Maybe, maybe, Elizabeth Dole has the national cachet to mount a halfway viable presidential run. I can’t think of anyone else. There’s no shortage of prominent female wingnuts, but Ann Coulter and Michelle Malkin and Phyllis Schlafly aren’t exactly presidential material. (Not that that stopped Mr. Laura Bush, but at least he had a faux governorship and an authentic former president for a dad on his scorecard.) I’ve never even heard of either of the two current female GOP governors—M. Jodi Rell of Connecticut or Linda Lingle of Hawaii. I also can’t remember the last time a Republican woman ran in the presidential primaries or was put on a presidential ticket.

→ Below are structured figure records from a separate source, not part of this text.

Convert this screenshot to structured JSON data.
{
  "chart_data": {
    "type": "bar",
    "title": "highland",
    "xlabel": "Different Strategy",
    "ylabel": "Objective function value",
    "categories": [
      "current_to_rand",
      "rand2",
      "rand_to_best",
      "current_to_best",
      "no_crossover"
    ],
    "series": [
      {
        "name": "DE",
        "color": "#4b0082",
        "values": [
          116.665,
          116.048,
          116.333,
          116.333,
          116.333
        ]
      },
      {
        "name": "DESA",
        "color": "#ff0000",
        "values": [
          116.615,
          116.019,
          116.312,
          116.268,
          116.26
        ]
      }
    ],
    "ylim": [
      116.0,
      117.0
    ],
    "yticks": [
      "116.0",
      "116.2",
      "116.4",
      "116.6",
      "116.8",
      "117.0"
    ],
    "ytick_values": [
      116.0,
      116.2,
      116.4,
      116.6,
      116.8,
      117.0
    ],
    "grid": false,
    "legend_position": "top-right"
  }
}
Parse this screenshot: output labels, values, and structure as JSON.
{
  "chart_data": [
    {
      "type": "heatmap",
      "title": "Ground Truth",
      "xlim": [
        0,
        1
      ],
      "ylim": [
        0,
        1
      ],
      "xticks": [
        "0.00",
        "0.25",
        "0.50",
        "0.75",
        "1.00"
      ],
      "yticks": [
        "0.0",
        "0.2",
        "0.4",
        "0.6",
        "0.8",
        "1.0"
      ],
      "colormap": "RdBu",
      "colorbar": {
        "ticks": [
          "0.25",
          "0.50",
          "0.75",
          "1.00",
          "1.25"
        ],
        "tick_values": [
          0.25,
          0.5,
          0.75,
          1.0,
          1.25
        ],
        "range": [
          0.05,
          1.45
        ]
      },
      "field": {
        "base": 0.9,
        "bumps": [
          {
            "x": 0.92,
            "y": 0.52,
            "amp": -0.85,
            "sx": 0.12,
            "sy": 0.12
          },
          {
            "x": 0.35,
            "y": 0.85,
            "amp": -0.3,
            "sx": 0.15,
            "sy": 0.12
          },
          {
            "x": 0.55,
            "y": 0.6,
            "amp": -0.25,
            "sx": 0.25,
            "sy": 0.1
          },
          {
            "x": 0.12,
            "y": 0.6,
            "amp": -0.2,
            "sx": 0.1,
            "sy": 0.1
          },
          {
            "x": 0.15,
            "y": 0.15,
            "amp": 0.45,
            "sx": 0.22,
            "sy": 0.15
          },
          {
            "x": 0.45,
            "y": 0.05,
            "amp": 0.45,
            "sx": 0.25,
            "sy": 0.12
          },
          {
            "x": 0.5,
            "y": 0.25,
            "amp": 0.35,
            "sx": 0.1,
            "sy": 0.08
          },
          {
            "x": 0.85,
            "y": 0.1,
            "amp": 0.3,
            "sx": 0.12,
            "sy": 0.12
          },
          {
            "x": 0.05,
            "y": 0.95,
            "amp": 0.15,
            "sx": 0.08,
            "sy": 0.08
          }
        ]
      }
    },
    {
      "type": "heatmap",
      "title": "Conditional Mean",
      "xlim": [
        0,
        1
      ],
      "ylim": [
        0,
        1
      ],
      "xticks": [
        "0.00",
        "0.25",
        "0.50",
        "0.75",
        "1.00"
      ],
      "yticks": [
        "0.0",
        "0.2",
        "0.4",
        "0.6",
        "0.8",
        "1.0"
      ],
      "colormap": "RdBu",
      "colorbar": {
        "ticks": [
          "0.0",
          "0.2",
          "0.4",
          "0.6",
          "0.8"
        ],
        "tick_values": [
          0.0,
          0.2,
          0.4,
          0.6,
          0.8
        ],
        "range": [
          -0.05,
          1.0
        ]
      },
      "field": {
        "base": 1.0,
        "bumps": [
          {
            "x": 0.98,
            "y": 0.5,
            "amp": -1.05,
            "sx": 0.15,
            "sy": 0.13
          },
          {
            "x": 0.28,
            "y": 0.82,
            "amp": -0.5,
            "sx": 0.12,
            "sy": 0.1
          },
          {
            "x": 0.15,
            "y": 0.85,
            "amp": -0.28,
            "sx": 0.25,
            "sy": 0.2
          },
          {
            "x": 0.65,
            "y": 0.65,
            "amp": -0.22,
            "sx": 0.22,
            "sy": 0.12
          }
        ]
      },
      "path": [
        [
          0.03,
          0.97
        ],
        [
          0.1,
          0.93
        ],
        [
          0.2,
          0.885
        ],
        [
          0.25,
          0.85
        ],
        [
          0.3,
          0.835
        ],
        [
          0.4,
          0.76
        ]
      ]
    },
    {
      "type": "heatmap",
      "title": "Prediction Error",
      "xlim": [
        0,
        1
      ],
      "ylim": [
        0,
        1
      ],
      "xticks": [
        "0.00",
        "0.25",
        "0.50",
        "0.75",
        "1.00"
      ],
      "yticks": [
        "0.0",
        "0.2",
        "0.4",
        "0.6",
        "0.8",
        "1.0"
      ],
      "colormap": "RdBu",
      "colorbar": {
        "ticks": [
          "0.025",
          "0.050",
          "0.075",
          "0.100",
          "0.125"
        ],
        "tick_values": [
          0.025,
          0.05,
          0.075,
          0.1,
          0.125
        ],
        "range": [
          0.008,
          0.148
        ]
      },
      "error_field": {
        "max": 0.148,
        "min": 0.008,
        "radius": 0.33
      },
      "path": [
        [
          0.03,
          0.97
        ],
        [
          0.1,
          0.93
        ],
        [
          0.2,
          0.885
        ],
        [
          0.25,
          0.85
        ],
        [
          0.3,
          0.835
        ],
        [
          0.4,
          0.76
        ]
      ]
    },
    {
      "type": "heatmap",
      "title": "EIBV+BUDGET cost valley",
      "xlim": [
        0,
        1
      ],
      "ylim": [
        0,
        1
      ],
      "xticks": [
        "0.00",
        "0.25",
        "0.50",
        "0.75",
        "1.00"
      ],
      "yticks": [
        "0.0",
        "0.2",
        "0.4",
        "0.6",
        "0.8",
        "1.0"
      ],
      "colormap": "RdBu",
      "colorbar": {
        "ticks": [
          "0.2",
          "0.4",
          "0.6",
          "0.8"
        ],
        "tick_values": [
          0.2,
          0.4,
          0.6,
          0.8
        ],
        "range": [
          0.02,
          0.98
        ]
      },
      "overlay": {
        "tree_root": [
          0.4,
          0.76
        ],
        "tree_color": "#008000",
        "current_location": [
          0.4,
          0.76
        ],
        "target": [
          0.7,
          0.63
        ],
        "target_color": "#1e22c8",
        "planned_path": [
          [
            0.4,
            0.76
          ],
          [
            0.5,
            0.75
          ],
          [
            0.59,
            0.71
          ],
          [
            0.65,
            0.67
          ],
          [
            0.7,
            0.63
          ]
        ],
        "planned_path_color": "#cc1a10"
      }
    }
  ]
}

Now, granted, the Dems don’t do much better here, but aside from their presumptive nominee, Hillary Clinton, their House Minority Speaker is Nancy Pelosi, they’ve had a female VP candidate in my lifetime, Geraldine Ferraro, they had a female presidential candidate in the last election, Carol Moseley-Braun, and, with no small thanks to the likes of the O’Reillys, Hannitys, and Limbaughs of the world, Barbara Boxer has gotten lots of national exposure in the past couple of years. I recognize the names of all but one (Ruth Ann Miner) of the six current female Dem governors—the other five being Janet Napolitano, Kathleen Sebelius, Kathleen Blanco, Jennifer Granholm, and Christine Gregoire. It’s not exactly a spectacular record, but it beats the GOP by more than a nose.

So, it’s nice that Mrs. Bush is keen to vote for a Republican woman and all, but I sincerely doubt it’s going to happen anytime soon. Maybe if the GOP stopped being so hostile to women, they might have a wider field from which to choose a female candidate.